1999.7.9
No.0502.2
(1) 実施機関名
東北大学大学院理学研究科
(2) 新建議の項目
1. 地震発生に至る地殻活動解明のための観測研究の推進
(2) 準備過程における地殻活動
(a) 小課題名
高精度移動微小地震観測による断層周辺の構造と応力のゆらぎの解明
(b) 関連する建議の項目
1. (1) ウ、(2) イ・ウ
(c) 平成11年度の到達目標
長町・利府断層地域において微小地震の稠密・広帯域地震観測を行い、長町・利府断層近傍での微小地震活動の特性を明らかにし、また、構造についての予備的解析を行なう。
(d) 平成11年度の実施計画の概要
臨時テレメター観測点および臨時広帯域観測点と既存の微小地震観測点、広帯域地震観測点を組み合わせることにより、稠密地震観測を実施し、長町・利府断層近傍での微小地震活動の特性と構造の特徴を明らかにする。さらに
8月に実施予定のJAMSTECによる海域構造探査実験の際に、断層深部構造の情報を得るために、東京大学地震研究所・山形大学理学部と共同で陸域に高密度の臨時観測点を設置する予定である。また、東北地方脊梁地域における観測を地震活動が高い地域を中心に再配置し観測を継続する。これらの観測の総予算規模は約7,000千円。参加人員は約10名。
(参考:科学技術庁振興調整費「陸域震源断層の深部すべり過程のモデル化に関する総合研究」(地質調査所・他)
により、長町・利府断層地域において構造探査予備実験 が実施される予定である。)
(e) 全体計画のうちの平成11年度の計画の位置づけ
長町・利府断層地域において平成11年度から開始される稠密・広帯域地震観測は平成12年度以降も継続する。上記振興調整費によって平成12年度から行われる稠密地震観測によるデータも利用し、得られたデータから長町・利府断層近傍での地震のクラスターと空白域を抽出する。クラスターごとのメカニズム解・応力降下量・中小地震の震源過程を精度よく求め、応力テンソルインバージョンによる応力の情報や
GPS観測データ(上記振興調整費による)等との比較から、長町・利府断層上での強度分布の推定を行う。さらに砕石発破・自然地震の後続波の観測や平成13年度に実施される構造探査(上記振興調整費による)
等により推定される長町・利府断層近傍での不均質構造との比較から、強度の不均一性の原因について考察する。

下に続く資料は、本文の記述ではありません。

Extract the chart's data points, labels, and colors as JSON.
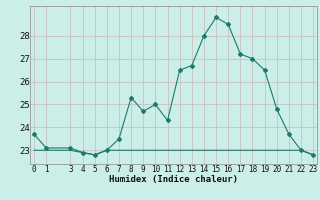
{
  "xlabel": "Humidex (Indice chaleur)",
  "bg_color": "#cceee8",
  "grid_color": "#c8b8b8",
  "line_color": "#1a7a6e",
  "hours": [
    0,
    1,
    3,
    4,
    5,
    6,
    7,
    8,
    9,
    10,
    11,
    12,
    13,
    14,
    15,
    16,
    17,
    18,
    19,
    20,
    21,
    22,
    23
  ],
  "humidex": [
    23.7,
    23.1,
    23.1,
    22.9,
    22.8,
    23.0,
    23.5,
    25.3,
    24.7,
    25.0,
    24.3,
    26.5,
    26.7,
    28.0,
    28.8,
    28.5,
    27.2,
    27.0,
    26.5,
    24.8,
    23.7,
    23.0,
    22.8
  ],
  "flat": [
    23.0,
    23.0,
    23.0,
    22.9,
    22.8,
    23.0,
    23.0,
    23.0,
    23.0,
    23.0,
    23.0,
    23.0,
    23.0,
    23.0,
    23.0,
    23.0,
    23.0,
    23.0,
    23.0,
    23.0,
    23.0,
    23.0,
    22.8
  ],
  "ylim": [
    22.4,
    29.3
  ],
  "yticks": [
    23,
    24,
    25,
    26,
    27,
    28
  ],
  "xlim": [
    -0.3,
    23.3
  ],
  "xticks": [
    0,
    1,
    3,
    4,
    5,
    6,
    7,
    8,
    9,
    10,
    11,
    12,
    13,
    14,
    15,
    16,
    17,
    18,
    19,
    20,
    21,
    22,
    23
  ]
}
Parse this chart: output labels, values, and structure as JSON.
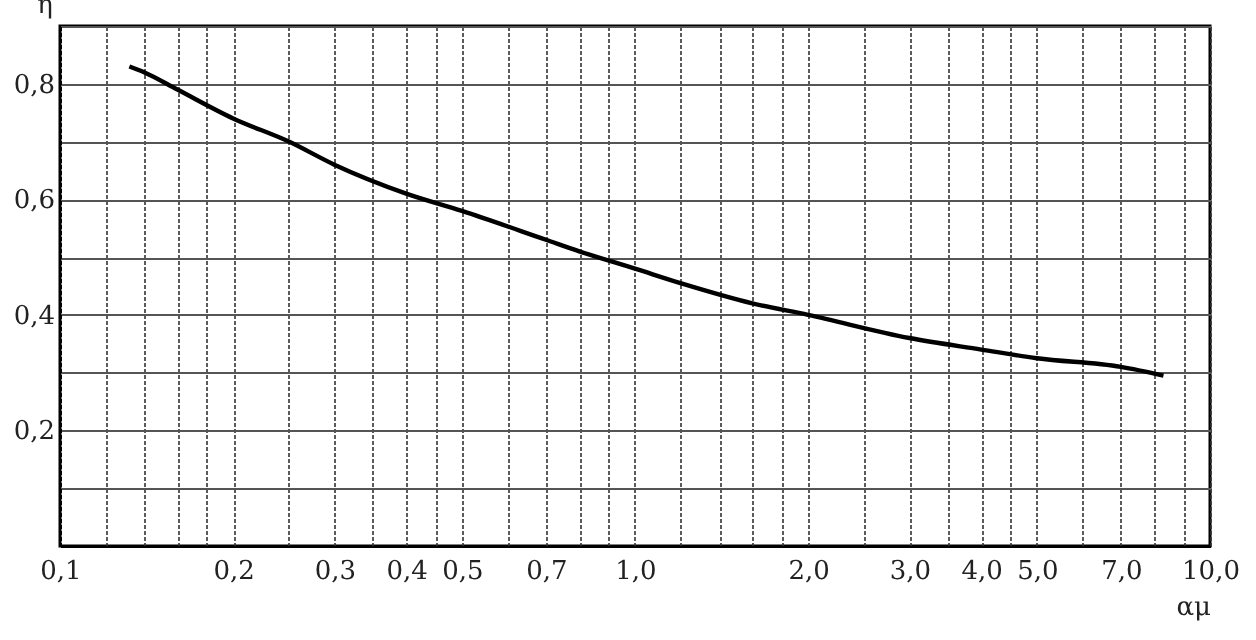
{
  "chart_data": {
    "type": "line",
    "xlabel": "αμ",
    "ylabel": "η",
    "log": "x",
    "grid": true,
    "line_style": "solid",
    "marker": "none",
    "x": [
      0.132,
      0.14,
      0.16,
      0.2,
      0.25,
      0.3,
      0.4,
      0.5,
      0.7,
      0.8,
      1.0,
      1.2,
      1.6,
      2.0,
      3.0,
      4.0,
      5.0,
      7.0,
      8.3
    ],
    "series": [
      {
        "color": "#000000",
        "values": [
          0.83,
          0.82,
          0.79,
          0.74,
          0.7,
          0.66,
          0.61,
          0.58,
          0.53,
          0.51,
          0.48,
          0.455,
          0.42,
          0.4,
          0.36,
          0.34,
          0.325,
          0.31,
          0.295
        ]
      }
    ],
    "xlim": [
      0.1,
      10
    ],
    "xticks": [
      {
        "value": 0.1,
        "label": "0,1"
      },
      {
        "value": 0.12,
        "label": null
      },
      {
        "value": 0.14,
        "label": null
      },
      {
        "value": 0.16,
        "label": null
      },
      {
        "value": 0.18,
        "label": null
      },
      {
        "value": 0.2,
        "label": "0,2"
      },
      {
        "value": 0.25,
        "label": null
      },
      {
        "value": 0.3,
        "label": "0,3"
      },
      {
        "value": 0.35,
        "label": null
      },
      {
        "value": 0.4,
        "label": "0,4"
      },
      {
        "value": 0.45,
        "label": null
      },
      {
        "value": 0.5,
        "label": "0,5"
      },
      {
        "value": 0.6,
        "label": null
      },
      {
        "value": 0.7,
        "label": "0,7"
      },
      {
        "value": 0.8,
        "label": null
      },
      {
        "value": 0.9,
        "label": null
      },
      {
        "value": 1,
        "label": "1,0"
      },
      {
        "value": 1.2,
        "label": null
      },
      {
        "value": 1.4,
        "label": null
      },
      {
        "value": 1.6,
        "label": null
      },
      {
        "value": 1.8,
        "label": null
      },
      {
        "value": 2,
        "label": "2,0"
      },
      {
        "value": 2.5,
        "label": null
      },
      {
        "value": 3,
        "label": "3,0"
      },
      {
        "value": 3.5,
        "label": null
      },
      {
        "value": 4,
        "label": "4,0"
      },
      {
        "value": 4.5,
        "label": null
      },
      {
        "value": 5,
        "label": "5,0"
      },
      {
        "value": 6,
        "label": null
      },
      {
        "value": 7,
        "label": "7,0"
      },
      {
        "value": 8,
        "label": null
      },
      {
        "value": 9,
        "label": null
      },
      {
        "value": 10,
        "label": "10,0"
      }
    ],
    "ylim": [
      0,
      0.9
    ],
    "yticks": [
      {
        "value": 0.1,
        "label": null
      },
      {
        "value": 0.2,
        "label": "0,2"
      },
      {
        "value": 0.3,
        "label": null
      },
      {
        "value": 0.4,
        "label": "0,4"
      },
      {
        "value": 0.5,
        "label": null
      },
      {
        "value": 0.6,
        "label": "0,6"
      },
      {
        "value": 0.7,
        "label": null
      },
      {
        "value": 0.8,
        "label": "0,8"
      },
      {
        "value": 0.9,
        "label": null
      }
    ]
  }
}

また、過去約百年以内に大地震が発生した領域(陸羽地震震源域、宮城県北部地震震源域等)において、平成12年度以降に同様の観測を実施し、脊梁地域で継続中の観測データとあわせ、大地震発生後の微小地震活動と断層帯の構造の特徴を抽出し、長町・利府断層の現状と比較することにより、当該断層が次の地震にむけた準備過程にあるのか否かの評価を試みる予定である。